There's only one sure way to prevent a hangover—and that's to avoid overdoing it or not drink at all. Moderate drinking means one drink a day for women of any age and men older than 65, and up to two drinks a day for men 65 and younger.

Still, you may find yourself tempted to overindulge on New Year's Eve. That indulgence can lead to a hangover, which can cause nasty symptoms such as a splitting headache, nausea, diarrhea, anxiety, fatigue, and tremors.

"A hangover is not merely dehydration," says Sally Adams, Ph.D., an assistant professor of health psychology at the University of Bath in the U.K. who studies the effects of alcohol.

Hangover symptoms are also caused by the byproducts our bodies create as we metabolize alcohol; inflammation in the stomach and intestines, electrolyte imbalance; and more.

Since there are so many factors involved, we can't totally cure or avoid a hangover after drinking, she says.

Yet research does show you can treat or prevent some of a hangover's worst effects. Here are some strategies that may help.

Prevent a Hangover

Skip the hangover prevention supplements. There's no proof any of these work, says Jonathan Howland, Ph.D., professor of emergency medicine at the Boston University School of Medicine and director of Boston University Medical Center's Public Health and Injury Prevention Research Center.

Track your intake. Set a limit, and then keep tabs on your drinking as you go to make sure you stick to it. Measuring your drinks can help, too.

More on Drinking

Opt for light-colored beverages. There's some evidence that dark liquors such as whiskey and red wine are more apt to leave you with a hangover than colorless or lighter drinks because they have higher levels of congeners, substances produced during fermentation that can have toxic effects.

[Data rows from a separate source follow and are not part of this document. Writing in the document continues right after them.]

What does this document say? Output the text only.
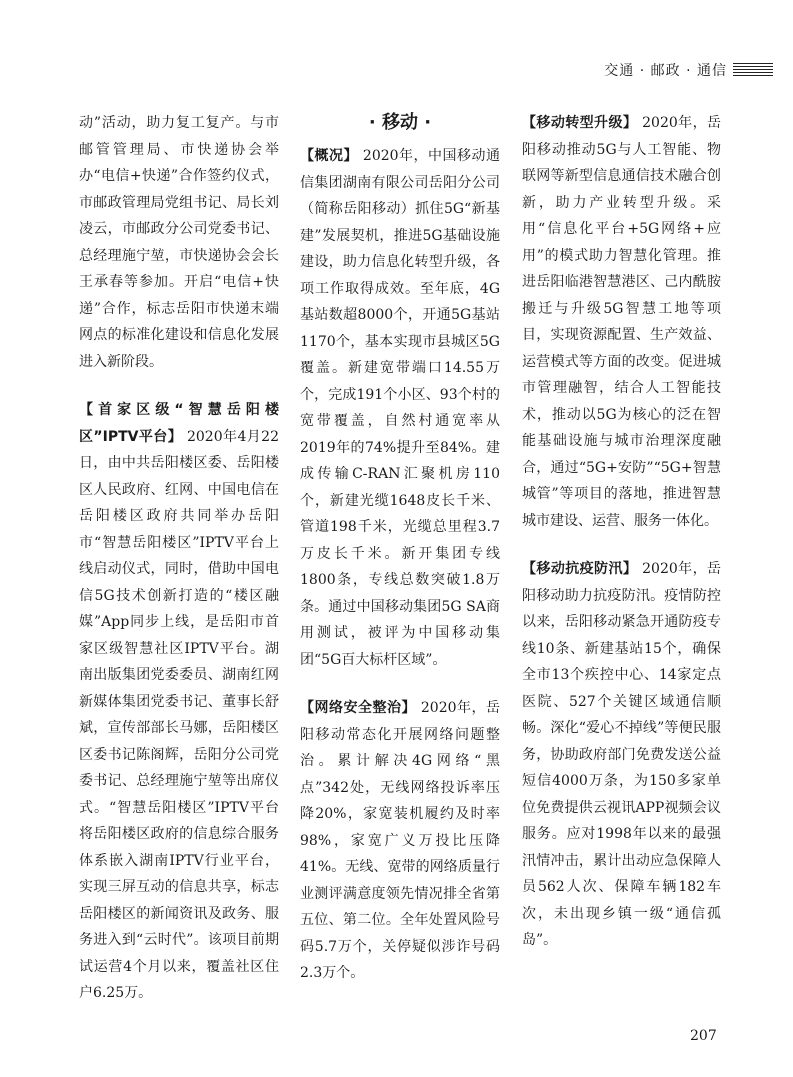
交通 · 邮政 · 通信

动”活动，助力复工复产。与市邮管管理局、市快递协会举办“电信+快递”合作签约仪式，市邮政管理局党组书记、局长刘凌云，市邮政分公司党委书记、总经理施宁堃，市快递协会会长王承春等参加。开启“电信+快递”合作，标志岳阳市快递末端网点的标准化建设和信息化发展进入新阶段。

【首家区级“智慧岳阳楼区”IPTV平台】 2020年4月22日，由中共岳阳楼区委、岳阳楼区人民政府、红网、中国电信在岳阳楼区政府共同举办岳阳市“智慧岳阳楼区”IPTV平台上线启动仪式，同时，借助中国电信5G技术创新打造的“楼区融媒”App同步上线，是岳阳市首家区级智慧社区IPTV平台。湖南出版集团党委委员、湖南红网新媒体集团党委书记、董事长舒斌，宣传部部长马娜，岳阳楼区区委书记陈阁辉，岳阳分公司党委书记、总经理施宁堃等出席仪式。“智慧岳阳楼区”IPTV平台将岳阳楼区政府的信息综合服务体系嵌入湖南IPTV行业平台，实现三屏互动的信息共享，标志岳阳楼区的新闻资讯及政务、服务进入到“云时代”。该项目前期试运营4个月以来，覆盖社区住户6.25万。

· 移动 ·

【概况】 2020年，中国移动通信集团湖南有限公司岳阳分公司（简称岳阳移动）抓住5G“新基建”发展契机，推进5G基础设施建设，助力信息化转型升级，各项工作取得成效。至年底，4G基站数超8000个，开通5G基站1170个，基本实现市县城区5G覆盖。新建宽带端口14.55万个，完成191个小区、93个村的宽带覆盖，自然村通宽率从2019年的74%提升至84%。建成传输C-RAN汇聚机房110个，新建光缆1648皮长千米、管道198千米，光缆总里程3.7万皮长千米。新开集团专线1800条，专线总数突破1.8万条。通过中国移动集团5G SA商用测试，被评为中国移动集团“5G百大标杆区域”。

【网络安全整治】 2020年，岳阳移动常态化开展网络问题整治。累计解决4G网络“黑点”342处，无线网络投诉率压降20%，家宽装机履约及时率98%，家宽广义万投比压降41%。无线、宽带的网络质量行业测评满意度领先情况排全省第五位、第二位。全年处置风险号码5.7万个，关停疑似涉诈号码2.3万个。

【移动转型升级】 2020年，岳阳移动推动5G与人工智能、物联网等新型信息通信技术融合创新，助力产业转型升级。采用“信息化平台+5G网络+应用”的模式助力智慧化管理。推进岳阳临港智慧港区、己内酰胺搬迁与升级5G智慧工地等项目，实现资源配置、生产效益、运营模式等方面的改变。促进城市管理融智，结合人工智能技术，推动以5G为核心的泛在智能基础设施与城市治理深度融合，通过“5G+安防”“5G+智慧城管”等项目的落地，推进智慧城市建设、运营、服务一体化。

【移动抗疫防汛】 2020年，岳阳移动助力抗疫防汛。疫情防控以来，岳阳移动紧急开通防疫专线10条、新建基站15个，确保全市13个疾控中心、14家定点医院、527个关键区域通信顺畅。深化“爱心不掉线”等便民服务，协助政府部门免费发送公益短信4000万条，为150多家单位免费提供云视讯APP视频会议服务。应对1998年以来的最强汛情冲击，累计出动应急保障人员562人次、保障车辆182车次，未出现乡镇一级“通信孤岛”。

207
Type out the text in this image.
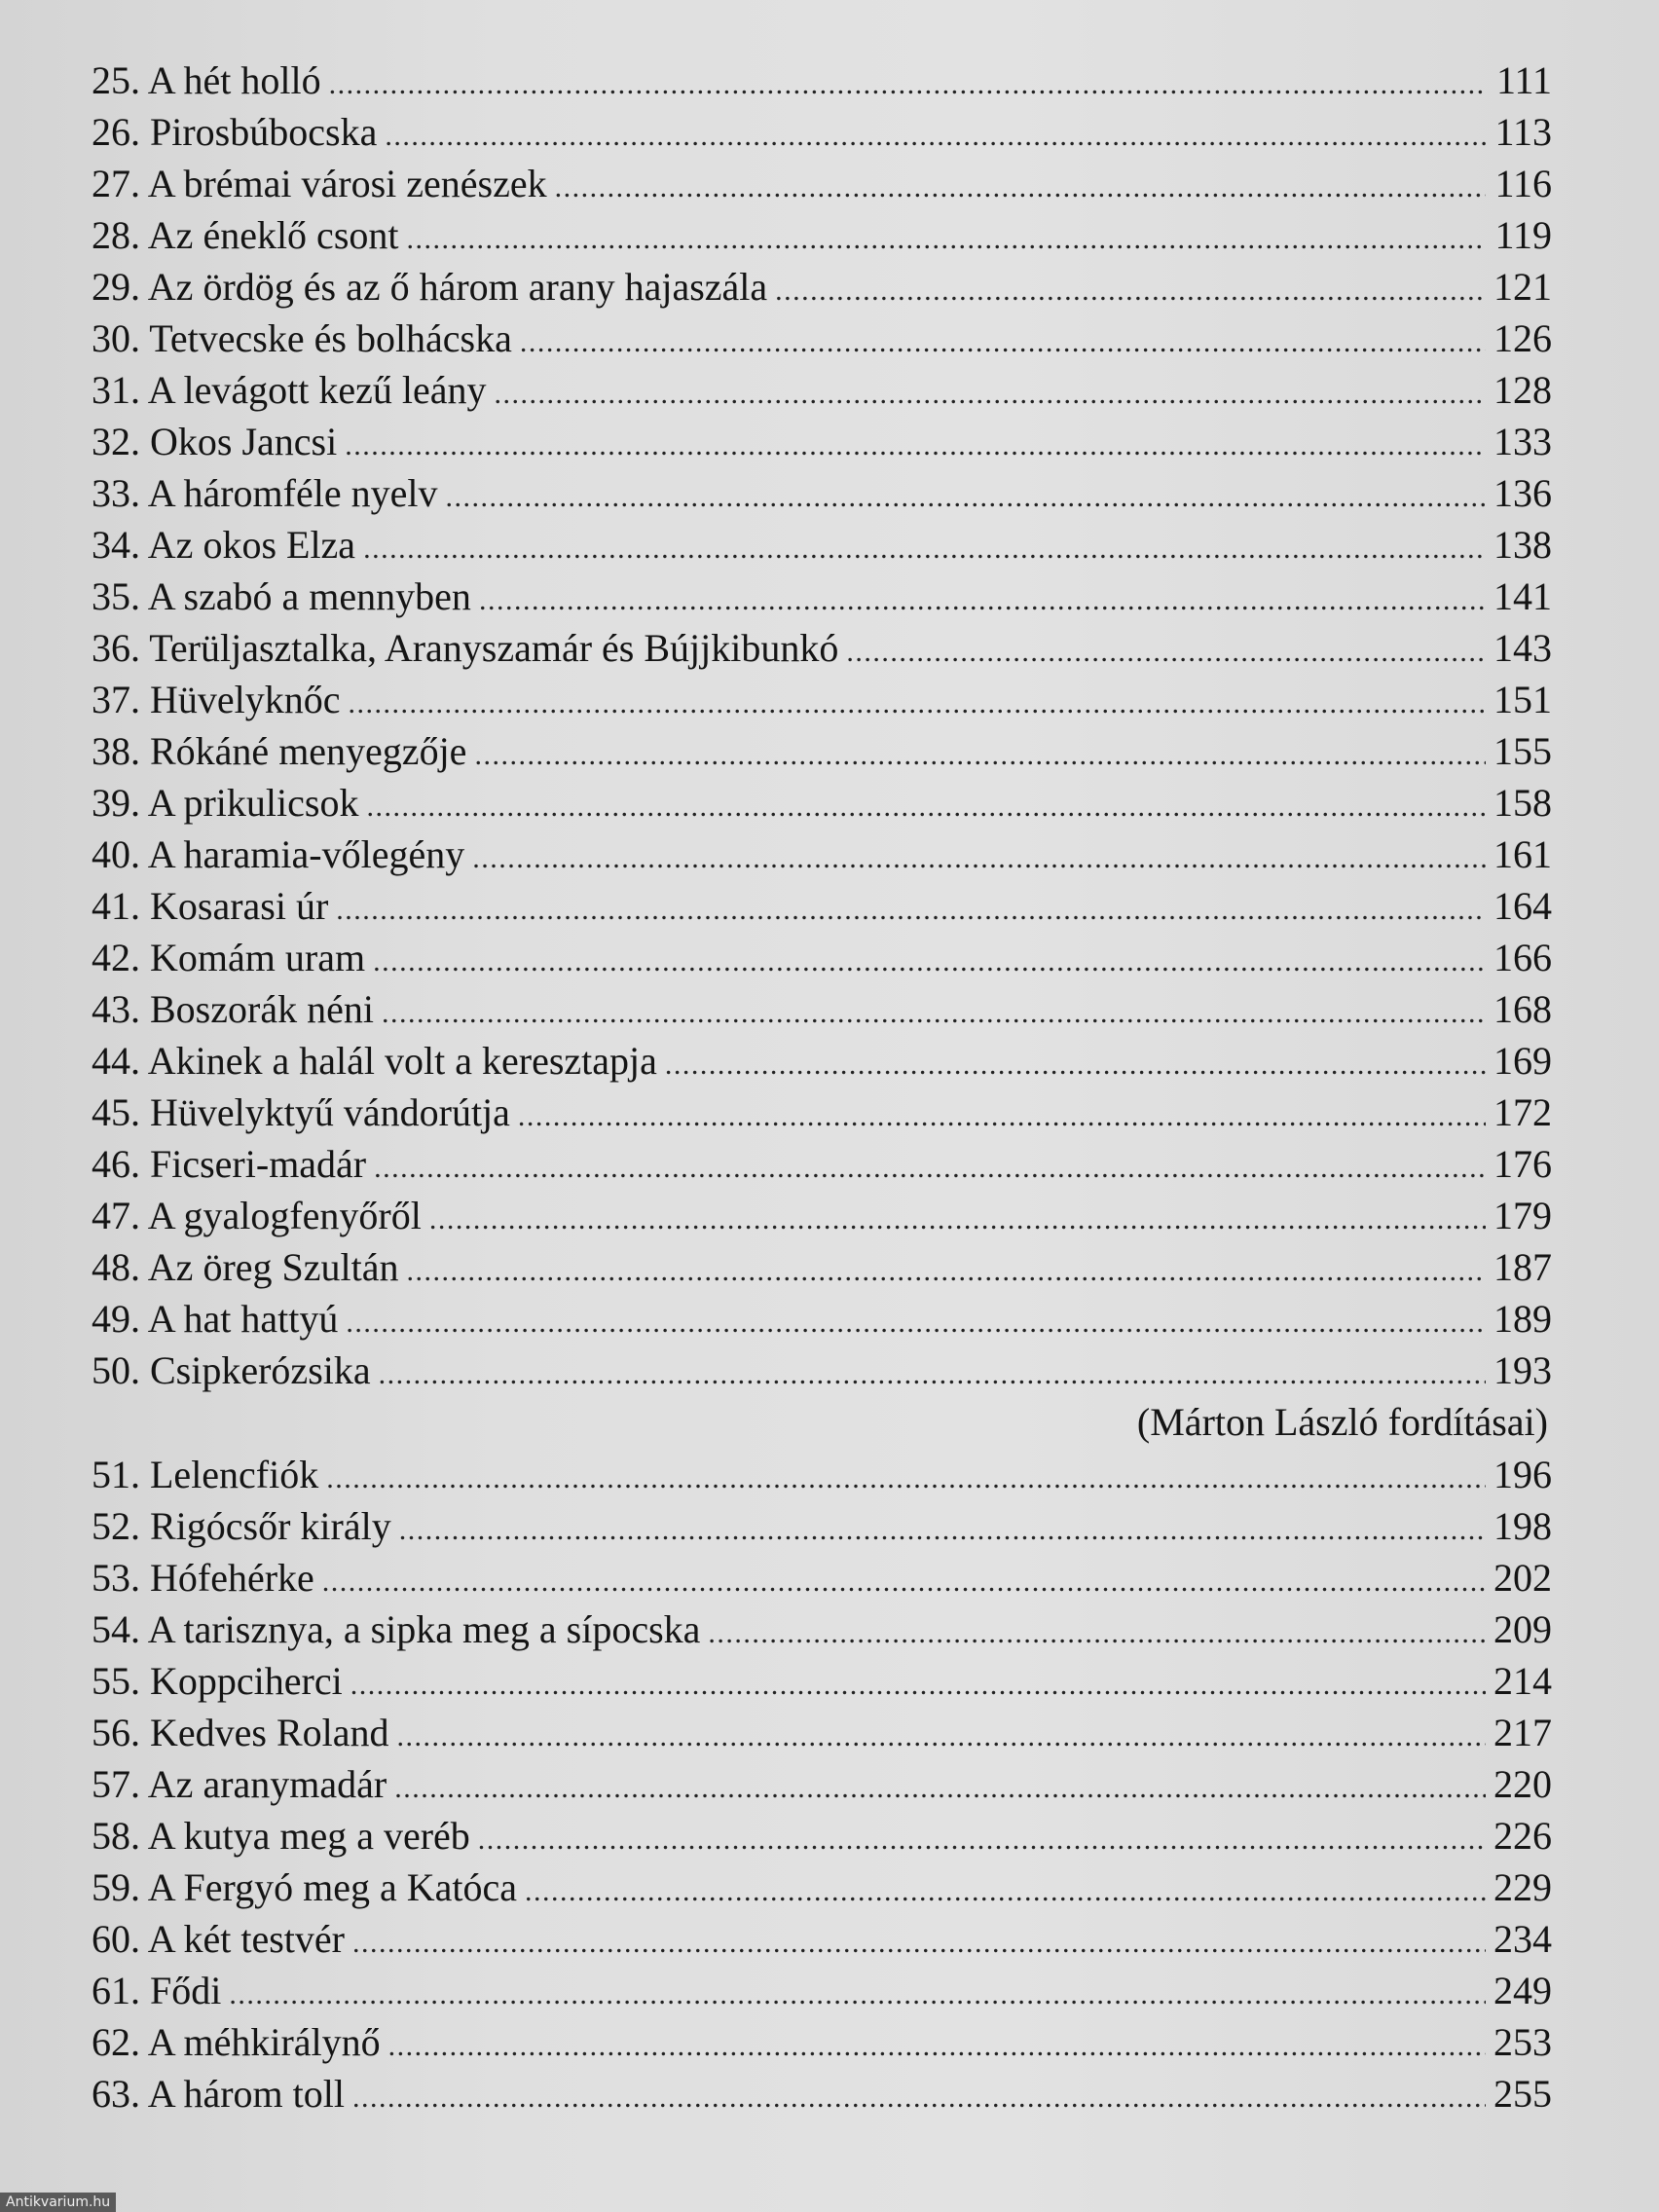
25. A hét holló . . .	111
26. Pirosbúbocska . . .	113
27. A brémai városi zenészek . . .	116
28. Az éneklő csont . . .	119
29. Az ördög és az ő három arany hajaszála . . .	121
30. Tetvecske és bolhácska . . .	126
31. A levágott kezű leány . . .	128
32. Okos Jancsi . . .	133
33. A háromféle nyelv . . .	136
34. Az okos Elza . . .	138
35. A szabó a mennyben . . .	141
36. Terüljasztalka, Aranyszamár és Bújjkibunkó . . .	143
37. Hüvelyknőc . . .	151
38. Rókáné menyegzője . . .	155
39. A prikulicsok . . .	158
40. A haramia-vőlegény . . .	161
41. Kosarasi úr . . .	164
42. Komám uram . . .	166
43. Boszorák néni . . .	168
44. Akinek a halál volt a keresztapja . . .	169
45. Hüvelyktyű vándorútja . . .	172
46. Ficseri-madár . . .	176
47. A gyalogfenyőről . . .	179
48. Az öreg Szultán . . .	187
49. A hat hattyú . . .	189
50. Csipkerózsika . . .	193
(Márton László fordításai)
51. Lelencfiók . . .	196
52. Rigócsőr király . . .	198
53. Hófehérke . . .	202
54. A tarisznya, a sipka meg a sípocska . . .	209
55. Koppciherci . . .	214
56. Kedves Roland . . .	217
57. Az aranymadár . . .	220
58. A kutya meg a veréb . . .	226
59. A Fergyó meg a Katóca . . .	229
60. A két testvér . . .	234
61. Fődi . . .	249
62. A méhkirálynő . . .	253
63. A három toll . . .	255
Antikvarium.hu
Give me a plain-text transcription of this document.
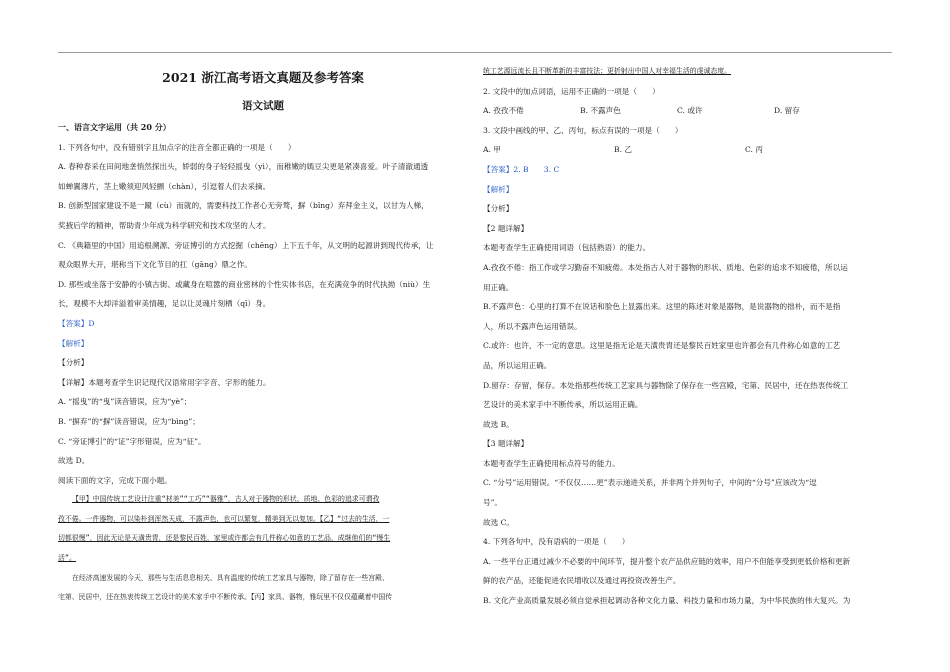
2021 浙江高考语文真题及参考答案
语文试题
一、语言文字运用（共 20 分）
1. 下列各句中，没有错别字且加点字的注音全都正确的一项是（　　）
A. 春种春采在田间地垄悄然探出头，娇弱的身子轻轻摇曳（yì），而稚嫩的嫣豆尖更是紧凑喜爱。叶子清澈通透
如蝉翼薄片，茎上嫩须迎风轻颤（chàn），引逗着人们去采摘。
B. 创新型国家建设不是一蹴（cù）而就的，需要科技工作者心无旁骛，摒（bǐng）弃拜金主义，以甘为人梯，
奖掖后学的精神，帮助青少年成为科学研究和技术攻坚的人才。
C. 《典籍里的中国》用追根溯源、旁证博引的方式挖掘（chēng）上下五千年，从文明的起源讲到现代传承，让
观众眼界大开，堪称当下文化节目的扛（gāng）鼎之作。
D. 那些或坐落于安静的小镇古街、或藏身在喧嚣的商业密林的个性实体书店，在充满竞争的时代执拗（niù）生
长，观模不大却洋溢着审美情趣，足以让灵魂片刻栖（qī）身。
【答案】D
【解析】
【分析】
【详解】本题考查学生识记现代汉语常用字字音、字形的能力。
A. “摇曳”的“曳”读音错误，应为“yè”；
B. “摒弃”的“摒”读音错误，应为“bìng”；
C. “旁证博引”的“证”字形错误，应为“征”。
故选 D。
阅读下面的文字，完成下面小题。
【甲】中国传统工艺设计注重“材美”“工巧”“器雅”，古人对于器物的形状、质地、色彩的追求可谓孜
孜不倦。一件器物，可以染朴到浑然天成，不露声色，也可以繁复，精美到无以复加。【乙】“过去的生活，一
切都很慢”，因此无论是天潢贵胄，还是黎民百姓，家里或许都会有几件称心如意的工艺品，成继他们的“慢生
活”。
在经济高速发展的今天，那些与生活息息相关、具有温度的传统工艺家具与器物，除了留存在一些宫殿、
宅第、民居中，还在热衷传统工艺设计的美术家手中不断传承。【丙】家具、器物，雅玩里不仅仅蕴藏着中国传
统工艺源远流长且不断革新的丰富技法；更折射出中国人对幸福生活的虔诚态度。
2. 文段中的加点词语，运用不正确的一项是（　　）
A. 孜孜不倦	B. 不露声色	C. 或许	D. 留存
3. 文段中画线的甲、乙、丙句，标点有误的一项是（　　）
A. 甲	B. 乙	C. 丙
【答案】2. B　　3. C
【解析】
【分析】
【2 题详解】
本题考查学生正确使用词语（包括熟语）的能力。
A.孜孜不倦：指工作或学习勤奋不知疲倦。本处指古人对于器物的形状、质地、色彩的追求不知疲倦，所以运
用正确。
B.不露声色：心里的打算不在说话和脸色上显露出来。这里的陈述对象是器物，是说器物的拙朴，而不是指
人，所以不露声色运用错误。
C.或许：也许，不一定的意思。这里是指无论是天潢贵胄还是黎民百姓家里也许都会有几件称心如意的工艺
品，所以运用正确。
D.留存：存留，保存。本处指那些传统工艺家具与器物除了保存在一些宫殿，宅第、民居中，还在热衷传统工
艺设计的美术家手中不断传承，所以运用正确。
故选 B。
【3 题详解】
本题考查学生正确使用标点符号的能力。
C. “分号”运用错误。“不仅仅……更”表示递进关系，并非两个并列句子，中间的“分号”应该改为“逗
号”。
故选 C。
4. 下列各句中，没有语病的一项是（　　）
A. 一些平台正通过减少不必要的中间环节，提升整个农产品供应链的效率，用户不但能享受到更低价格和更新
鲜的农产品，还能促进农民增收以及通过再投资改善生产。
B. 文化产业高质量发展必须自觉承担起调动各种文化力量、科技力量和市场力量，为中华民族的伟大复兴。为
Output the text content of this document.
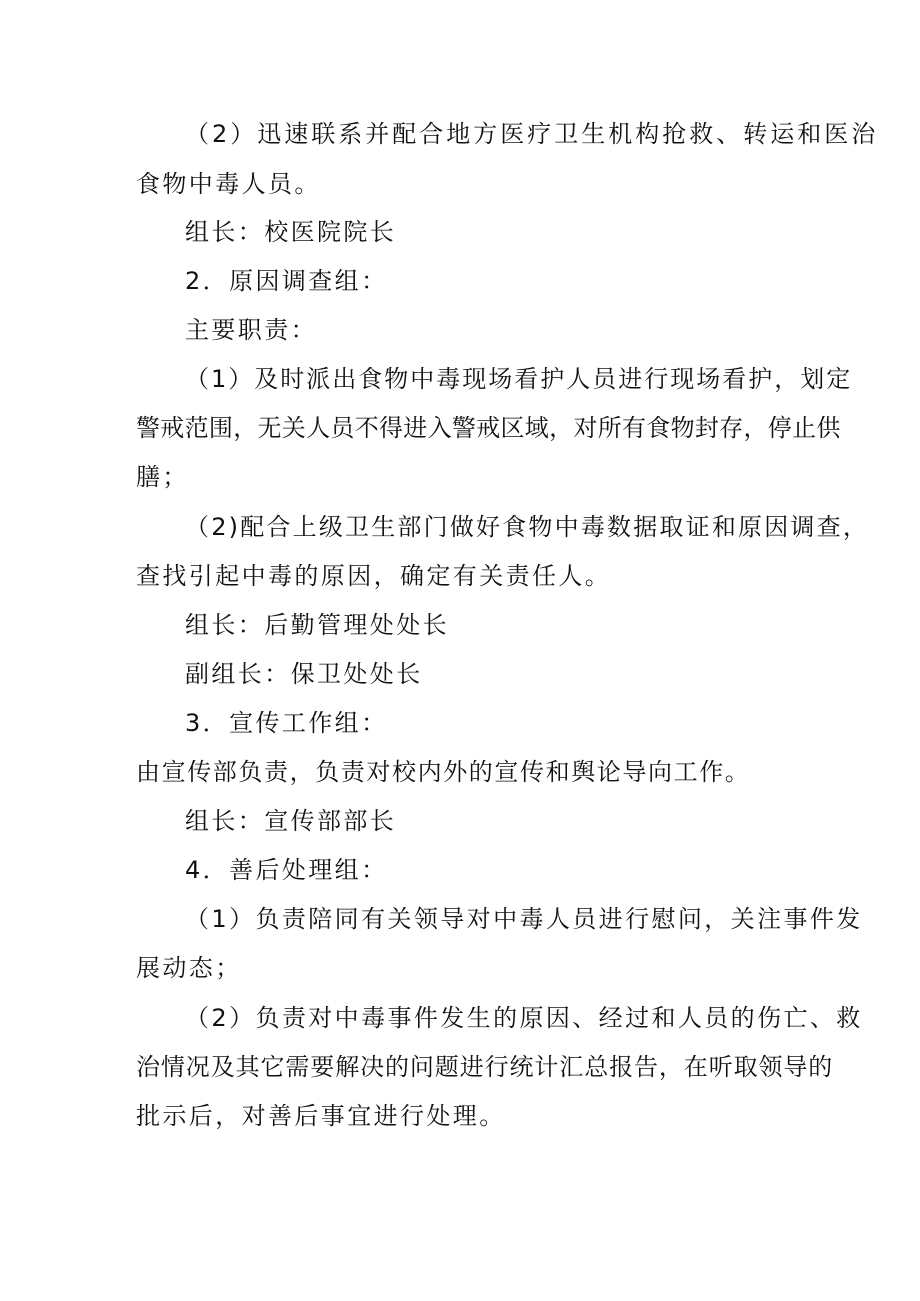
（2）迅速联系并配合地方医疗卫生机构抢救、转运和医治
食物中毒人员。
组长：校医院院长
2．原因调查组：
主要职责：
（1）及时派出食物中毒现场看护人员进行现场看护，划定
警戒范围，无关人员不得进入警戒区域，对所有食物封存，停止供
膳；
（2)配合上级卫生部门做好食物中毒数据取证和原因调查，
查找引起中毒的原因，确定有关责任人。
组长：后勤管理处处长
副组长：保卫处处长
3．宣传工作组：
由宣传部负责，负责对校内外的宣传和舆论导向工作。
组长：宣传部部长
4．善后处理组：
（1）负责陪同有关领导对中毒人员进行慰问，关注事件发
展动态；
（2）负责对中毒事件发生的原因、经过和人员的伤亡、救
治情况及其它需要解决的问题进行统计汇总报告，在听取领导的
批示后，对善后事宜进行处理。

But this isn't certain or foolproof, according to Howland.

Eat something substantial that includes some fat. Good options include pizza or a turkey sandwich with cheese. Foods like this help your body absorb alcohol more slowly, which may mean less of a hangover the next day, according to Adams. Just make sure you don't drink alcohol on an empty stomach.

Drink lots of water or other nonalcoholic liquids. Alternate one alcoholic drink with a glass of club soda or plain water. That helps in two ways: It decreases your overall alcohol load and helps prevent the dehydration that contributes to hangovers.

Try an antacid for stomach issues the next morning. Even if we can't cure a hangover, we can treat the symptoms with over the counter meds, says Howland. An antacid can help settle a queasy stomach.

Consider taking aspirin or ibuprofen (Advil and generic) to ease a next-day headache, if your stomach can handle it. Products that combine an anti-inflammatory like aspirin or ibuprofen with caffeine might be especially helpful. But avoid acetaminophen (Tylenol and generic) if you drink heavily, because the combination can damage the liver.

Be careful driving the next morning. Hangover effects aren't just physical, they're cognitive too, according to Howland. Research indicates that people have slower reactions and more difficulty focusing when hungover, which can make driving dangerous.

What about those hangover cures? As for the hangover cures sold online and in stores that come with the claim that they'll sop up the toxic byproducts of alcohol, don't waste your money. They usually include activated carbon or a mix of vitamins and herbs, and they have creative names like Chaser, Drinkin' Mate, and PartySmart. But there's very little evidence that they will prevent or chase away a hangover.